The researchers cited some limitations to the analysis, including the retrospective design that made it difficult to capture the effect of the lag between exposure, development of cancer, presentation, and diagnosis, which may vary by treatment period. Further, because kidney transplant clinics tend to have a greater focus on surveillance for skin cancer, the incidence calculations may have been affected by an element of ascertainment bias. However, the researchers noted, patients on maintenance dialysis are also followed closely, so that it is reasonable to expect that clinically significant lesions would be detected in that population as well.
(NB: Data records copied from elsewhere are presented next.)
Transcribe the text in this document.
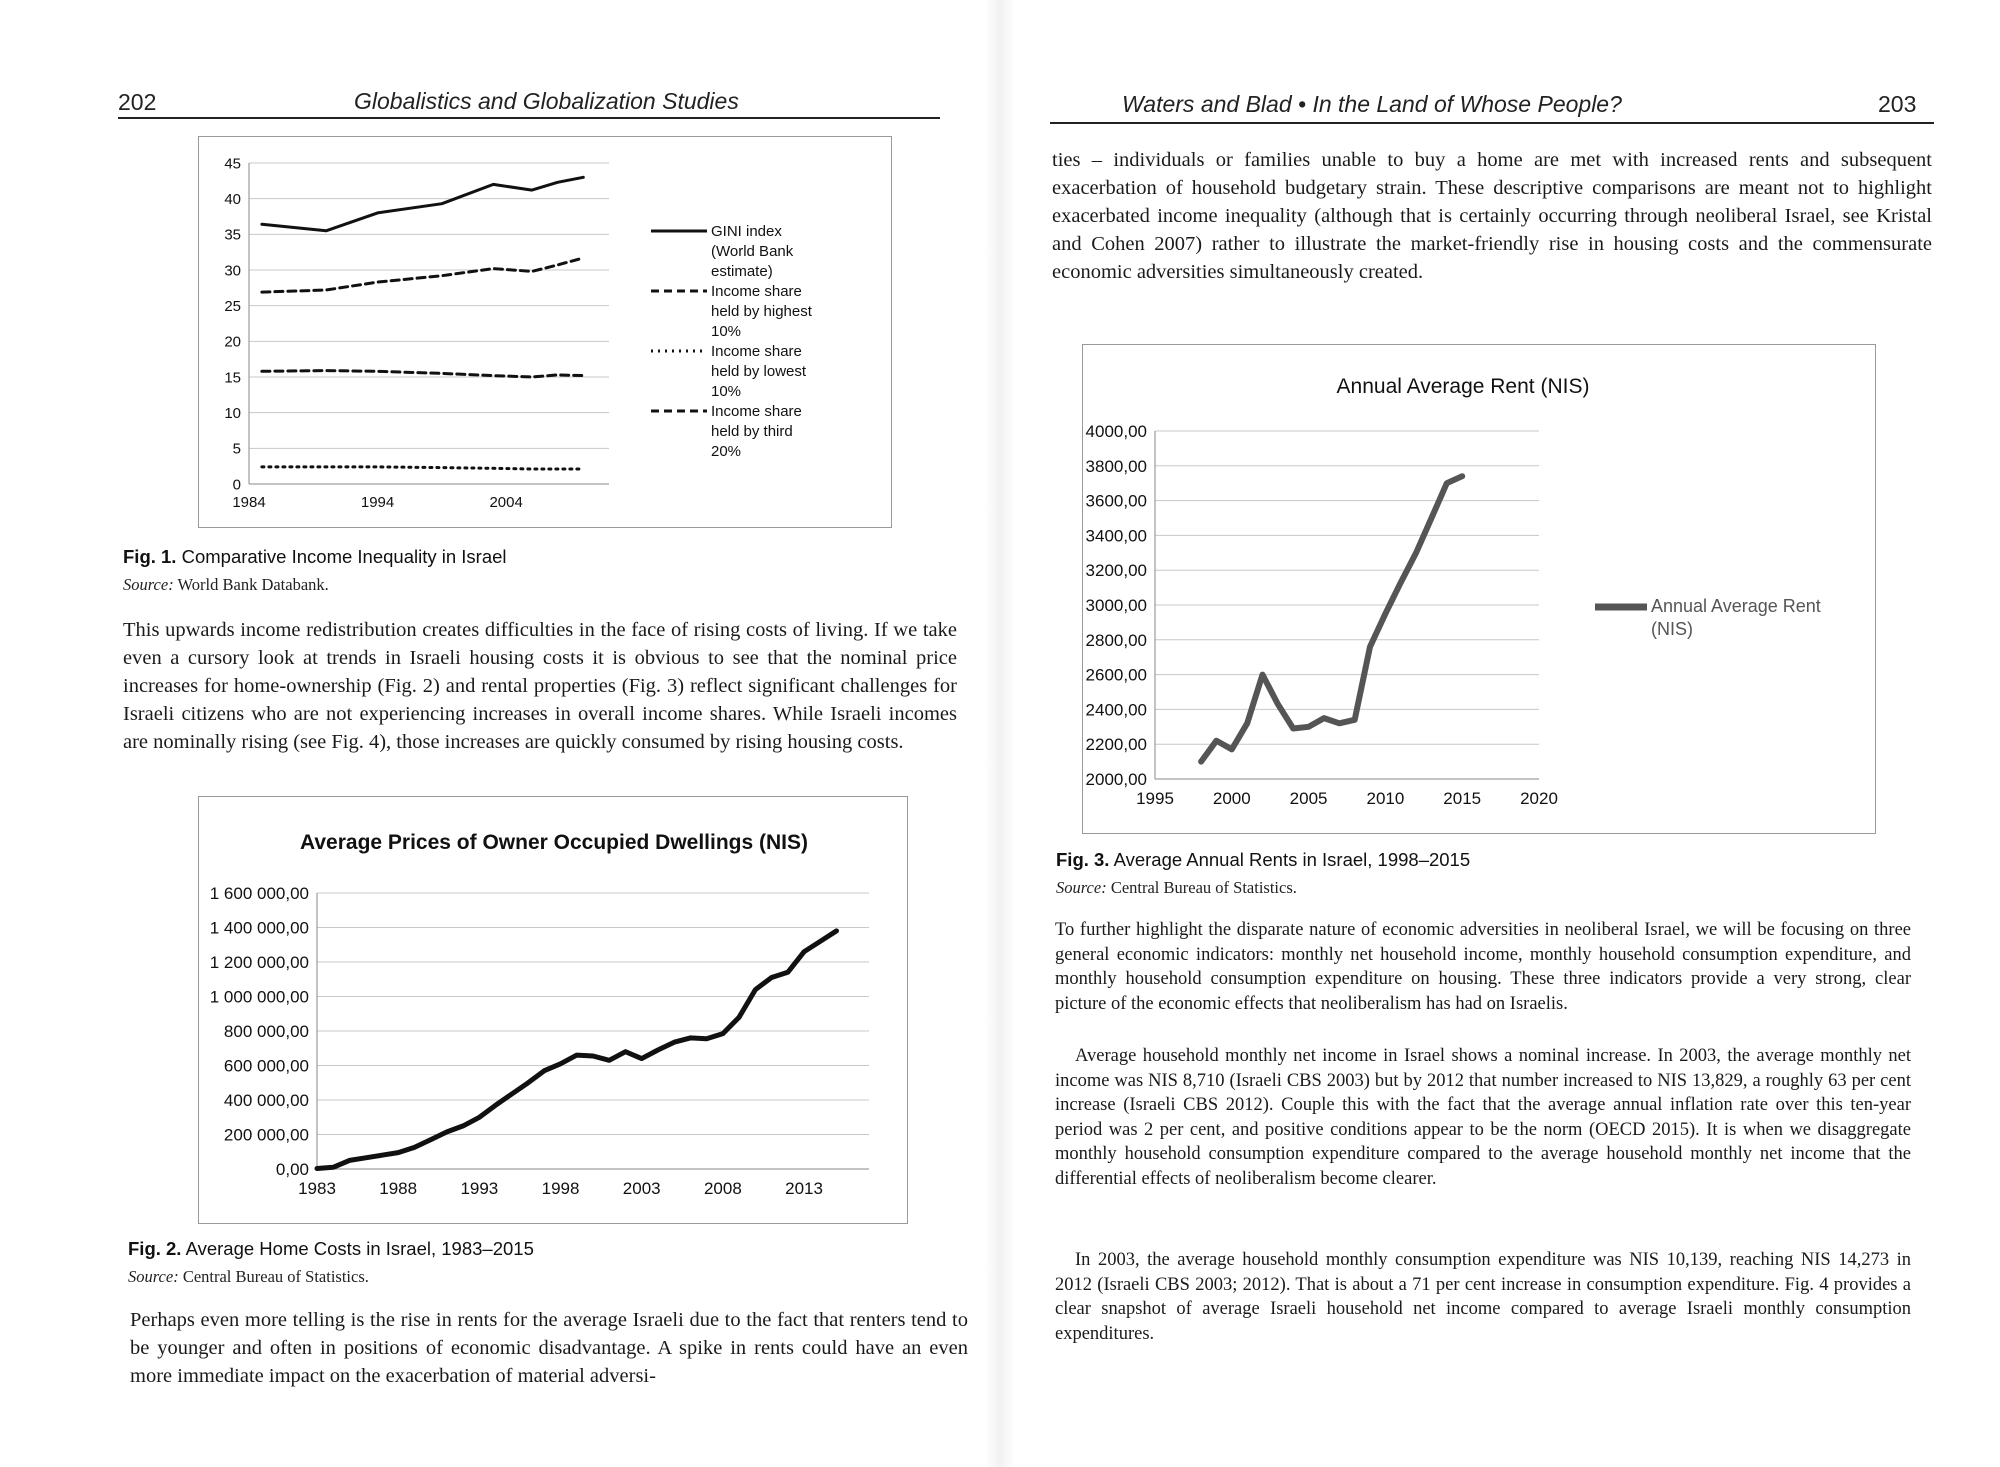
202	Globalistics and Globalization Studies
0
5
10
15
20
25
30
35
40
45
1984	1994	2004
GINI index (World Bank estimate)
Income share held by highest 10%
Income share held by lowest 10%
Income share held by third 20%
Fig. 1. Comparative Income Inequality in Israel
Source: World Bank Databank.
This upwards income redistribution creates difficulties in the face of rising costs of living. If we take even a cursory look at trends in Israeli housing costs it is obvious to see that the nominal price increases for home-ownership (Fig. 2) and rental properties (Fig. 3) reflect significant challenges for Israeli citizens who are not experiencing increases in overall income shares. While Israeli incomes are nominally rising (see Fig. 4), those increases are quickly consumed by rising housing costs.
Average Prices of Owner Occupied Dwellings (NIS)
0,00
200 000,00
400 000,00
600 000,00
800 000,00
1 000 000,00
1 200 000,00
1 400 000,00
1 600 000,00
1983	1988	1993	1998	2003	2008	2013
Fig. 2. Average Home Costs in Israel, 1983–2015
Source: Central Bureau of Statistics.
Perhaps even more telling is the rise in rents for the average Israeli due to the fact that renters tend to be younger and often in positions of economic disadvantage. A spike in rents could have an even more immediate impact on the exacerbation of material adversi-
Waters and Blad • In the Land of Whose People?	203
ties – individuals or families unable to buy a home are met with increased rents and subsequent exacerbation of household budgetary strain. These descriptive comparisons are meant not to highlight exacerbated income inequality (although that is certainly occurring through neoliberal Israel, see Kristal and Cohen 2007) rather to illustrate the market-friendly rise in housing costs and the commensurate economic adversities simultaneously created.
Annual Average Rent (NIS)
2000,00
2200,00
2400,00
2600,00
2800,00
3000,00
3200,00
3400,00
3600,00
3800,00
4000,00
1995 2000 2005 2010 2015 2020
Annual Average Rent (NIS)
Fig. 3. Average Annual Rents in Israel, 1998–2015
Source: Central Bureau of Statistics.
To further highlight the disparate nature of economic adversities in neoliberal Israel, we will be focusing on three general economic indicators: monthly net household income, monthly household consumption expenditure, and monthly household consumption expenditure on housing. These three indicators provide a very strong, clear picture of the economic effects that neoliberalism has had on Israelis.
Average household monthly net income in Israel shows a nominal increase. In 2003, the average monthly net income was NIS 8,710 (Israeli CBS 2003) but by 2012 that number increased to NIS 13,829, a roughly 63 per cent increase (Israeli CBS 2012). Couple this with the fact that the average annual inflation rate over this ten-year period was 2 per cent, and positive conditions appear to be the norm (OECD 2015). It is when we disaggregate monthly household consumption expenditure compared to the average household monthly net income that the differential effects of neoliberalism become clearer.
In 2003, the average household monthly consumption expenditure was NIS 10,139, reaching NIS 14,273 in 2012 (Israeli CBS 2003; 2012). That is about a 71 per cent increase in consumption expenditure. Fig. 4 provides a clear snapshot of average Israeli household net income compared to average Israeli monthly consumption expenditures.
“While the risk of NMSC varies between intervals of graft function and failure, the risk remains high during periods of failure. In addition, in the present study, the elevated incidence of invasive cancer overall in comparison with that of the general population persisted throughout the initial kidney transplant intervals and did not display the sawtooth pattern observed with NMSC incidence. These observations serve to highlight the importance of continued cancer surveillance during periods of graft failure in kidney transplant recipients,” the authors said.

Takeaway Points

  1. Researchers in Ireland conducted a retrospective analysis to determine whether the risk for nonmelanoma skin cancer (NMSC) varies as the end-stage renal disease treatment varies between dialysis and transplant.
  2. A total of 3821 transplant recipients who had a functioning transplant on January 1, 1994, or received a transplant after that date up to December 31, 2104, were included in the analysis.
  3. There was an association between periods of treatment with a functioning allograft and a higher incidence of NMSC diagnosis compared with periods of graft failure (adjusted incidence rate ratio, 2.19; 95% confidence interval, 1.56-3.07; P<.001).